Plaque honorant Kondiaronk et Louis-Hector de Callière

Photo : Domaine public

Patient émissaire

Avant même l’arrivée de Callière comme gouverneur de la Nouvelle-France en remplacement de Frontenac, Kondiaronk passe un an ou deux à convaincre les 36 nations de la vallée du Saint-Laurent à venir négocier la paix à Montréal. Il est convaincant, mais les circonstances jouent aussi en sa faveur : les Iroquois n’ont plus le soutien matériel des Anglais en raison de la trêve avec les Français, et chaque camp se trouve éprouvé par toutes ces années de guerre.

Les négociations commencent dans la semaine du 21 juillet 1701. Ce rassemblement de 1200 Autochtones dans une ville d’autant d’habitants constitue l’un des plus grands spectacles que Montréal ait connu.

Jusqu’au dernier souffle

L’opération passe bien près d’être un échec : une épidémie de grippe fait rage, et les Iroquois n’ont pas rempli leur promesse d’emmener des prisonniers de guerre pour procéder à un échange, comme convenu.

Kondiaronk, vieux et malade, conclut les négociations par un vibrant plaidoyer de deux heures. Puis, il s’effondre. Quelques heures plus tard, dans la nuit du 2 août, il meurt à l’Hôtel-Dieu. Comme il est baptisé, il a droit à un grand cortège funèbre rassemblant Autochtones et Français. Cette cérémonie pave la voie à la signature de la Grande Paix, quelques jours plus tard.

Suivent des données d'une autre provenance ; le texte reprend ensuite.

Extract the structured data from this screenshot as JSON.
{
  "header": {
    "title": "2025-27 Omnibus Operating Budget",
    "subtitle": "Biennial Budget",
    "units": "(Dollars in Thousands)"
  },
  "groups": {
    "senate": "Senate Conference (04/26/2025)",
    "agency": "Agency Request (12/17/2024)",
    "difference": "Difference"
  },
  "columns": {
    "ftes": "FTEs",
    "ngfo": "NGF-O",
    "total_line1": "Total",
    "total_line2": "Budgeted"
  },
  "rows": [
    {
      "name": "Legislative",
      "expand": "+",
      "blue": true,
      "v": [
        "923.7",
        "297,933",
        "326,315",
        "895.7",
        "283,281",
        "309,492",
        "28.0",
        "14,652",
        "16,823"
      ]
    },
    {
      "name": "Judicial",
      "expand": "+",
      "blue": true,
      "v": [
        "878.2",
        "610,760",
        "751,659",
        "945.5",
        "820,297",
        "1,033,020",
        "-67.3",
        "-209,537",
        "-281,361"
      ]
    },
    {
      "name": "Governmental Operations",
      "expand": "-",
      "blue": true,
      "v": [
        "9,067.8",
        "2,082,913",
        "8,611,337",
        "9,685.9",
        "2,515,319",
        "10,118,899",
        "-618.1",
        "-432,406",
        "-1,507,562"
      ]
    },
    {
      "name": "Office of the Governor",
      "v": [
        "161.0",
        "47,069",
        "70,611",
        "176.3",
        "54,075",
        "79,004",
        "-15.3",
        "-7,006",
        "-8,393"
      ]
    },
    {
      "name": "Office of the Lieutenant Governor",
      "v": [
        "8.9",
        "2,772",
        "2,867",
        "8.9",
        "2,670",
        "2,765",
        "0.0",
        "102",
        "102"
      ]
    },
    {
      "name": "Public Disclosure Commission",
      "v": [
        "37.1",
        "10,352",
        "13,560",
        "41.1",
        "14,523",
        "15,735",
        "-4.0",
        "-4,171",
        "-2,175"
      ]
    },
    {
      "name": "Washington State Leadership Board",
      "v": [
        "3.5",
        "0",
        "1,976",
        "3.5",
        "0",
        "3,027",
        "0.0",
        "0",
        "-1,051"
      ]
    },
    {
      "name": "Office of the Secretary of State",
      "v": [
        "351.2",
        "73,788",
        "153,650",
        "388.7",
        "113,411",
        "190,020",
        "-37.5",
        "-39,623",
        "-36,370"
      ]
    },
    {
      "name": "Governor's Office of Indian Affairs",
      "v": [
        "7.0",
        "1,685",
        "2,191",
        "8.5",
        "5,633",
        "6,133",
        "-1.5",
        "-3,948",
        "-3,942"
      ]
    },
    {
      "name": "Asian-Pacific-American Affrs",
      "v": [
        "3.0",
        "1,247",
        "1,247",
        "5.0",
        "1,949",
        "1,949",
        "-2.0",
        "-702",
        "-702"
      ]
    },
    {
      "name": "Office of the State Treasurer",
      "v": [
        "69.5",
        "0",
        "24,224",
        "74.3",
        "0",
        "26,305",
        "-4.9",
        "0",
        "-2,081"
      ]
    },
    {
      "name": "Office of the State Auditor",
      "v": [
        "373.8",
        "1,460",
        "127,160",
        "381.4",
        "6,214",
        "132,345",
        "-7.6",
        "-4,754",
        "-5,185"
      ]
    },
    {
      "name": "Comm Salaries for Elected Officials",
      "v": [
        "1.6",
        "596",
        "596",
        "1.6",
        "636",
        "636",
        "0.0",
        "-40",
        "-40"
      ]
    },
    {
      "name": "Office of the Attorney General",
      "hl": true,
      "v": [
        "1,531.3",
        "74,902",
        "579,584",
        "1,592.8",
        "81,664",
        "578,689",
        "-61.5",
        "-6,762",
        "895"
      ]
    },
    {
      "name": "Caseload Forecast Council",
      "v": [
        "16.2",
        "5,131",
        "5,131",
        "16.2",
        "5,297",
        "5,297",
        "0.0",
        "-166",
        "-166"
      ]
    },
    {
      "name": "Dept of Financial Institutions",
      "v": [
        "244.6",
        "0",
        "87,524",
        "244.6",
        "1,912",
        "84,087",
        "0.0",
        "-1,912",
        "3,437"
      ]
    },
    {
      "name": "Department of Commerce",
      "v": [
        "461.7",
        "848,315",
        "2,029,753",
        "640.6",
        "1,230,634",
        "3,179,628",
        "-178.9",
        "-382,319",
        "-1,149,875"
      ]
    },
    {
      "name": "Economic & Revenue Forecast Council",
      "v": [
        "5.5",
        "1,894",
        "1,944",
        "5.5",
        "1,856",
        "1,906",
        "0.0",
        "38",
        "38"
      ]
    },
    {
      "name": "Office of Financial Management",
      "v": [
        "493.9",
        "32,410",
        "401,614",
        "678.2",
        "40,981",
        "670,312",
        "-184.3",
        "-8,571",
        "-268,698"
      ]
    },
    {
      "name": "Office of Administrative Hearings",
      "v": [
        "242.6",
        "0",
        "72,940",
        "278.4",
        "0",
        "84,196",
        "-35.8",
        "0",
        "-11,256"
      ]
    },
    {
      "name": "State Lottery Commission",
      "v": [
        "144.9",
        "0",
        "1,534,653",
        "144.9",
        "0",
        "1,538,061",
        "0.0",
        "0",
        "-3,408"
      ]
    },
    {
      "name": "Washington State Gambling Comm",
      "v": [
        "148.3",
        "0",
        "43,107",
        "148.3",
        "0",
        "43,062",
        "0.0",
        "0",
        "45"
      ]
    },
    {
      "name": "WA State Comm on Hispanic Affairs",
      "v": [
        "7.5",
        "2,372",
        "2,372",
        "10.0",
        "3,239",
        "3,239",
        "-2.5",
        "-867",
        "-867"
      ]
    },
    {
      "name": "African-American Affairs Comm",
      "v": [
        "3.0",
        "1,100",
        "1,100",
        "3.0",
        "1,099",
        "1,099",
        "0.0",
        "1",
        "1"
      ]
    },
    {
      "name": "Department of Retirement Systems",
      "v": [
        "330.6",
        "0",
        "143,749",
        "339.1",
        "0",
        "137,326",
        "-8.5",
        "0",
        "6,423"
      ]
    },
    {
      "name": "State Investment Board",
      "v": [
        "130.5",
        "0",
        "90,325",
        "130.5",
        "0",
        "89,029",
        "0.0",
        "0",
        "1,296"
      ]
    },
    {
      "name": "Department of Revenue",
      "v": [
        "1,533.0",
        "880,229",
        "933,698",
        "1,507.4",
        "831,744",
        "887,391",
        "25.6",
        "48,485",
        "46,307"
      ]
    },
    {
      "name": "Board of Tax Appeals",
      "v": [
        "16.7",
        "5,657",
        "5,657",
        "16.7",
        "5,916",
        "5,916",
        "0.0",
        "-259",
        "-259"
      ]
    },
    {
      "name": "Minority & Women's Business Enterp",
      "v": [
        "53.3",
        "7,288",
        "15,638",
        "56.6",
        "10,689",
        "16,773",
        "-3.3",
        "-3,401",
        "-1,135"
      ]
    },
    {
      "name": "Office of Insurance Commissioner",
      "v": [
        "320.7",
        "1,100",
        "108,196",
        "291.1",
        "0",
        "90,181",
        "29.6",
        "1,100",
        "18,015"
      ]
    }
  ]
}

Par son engagement à réaliser la paix, Kondiaronk a permis aux Français d’explorer les Grands Lacs, le Michigan, le Wisconsin et l’Illinois; de s’y installer et d’ouvrir des postes de traite, ce qui a permis au commerce des fourrures de se poursuivre avec une relative fluidité jusqu’à la conquête anglaise de 1760.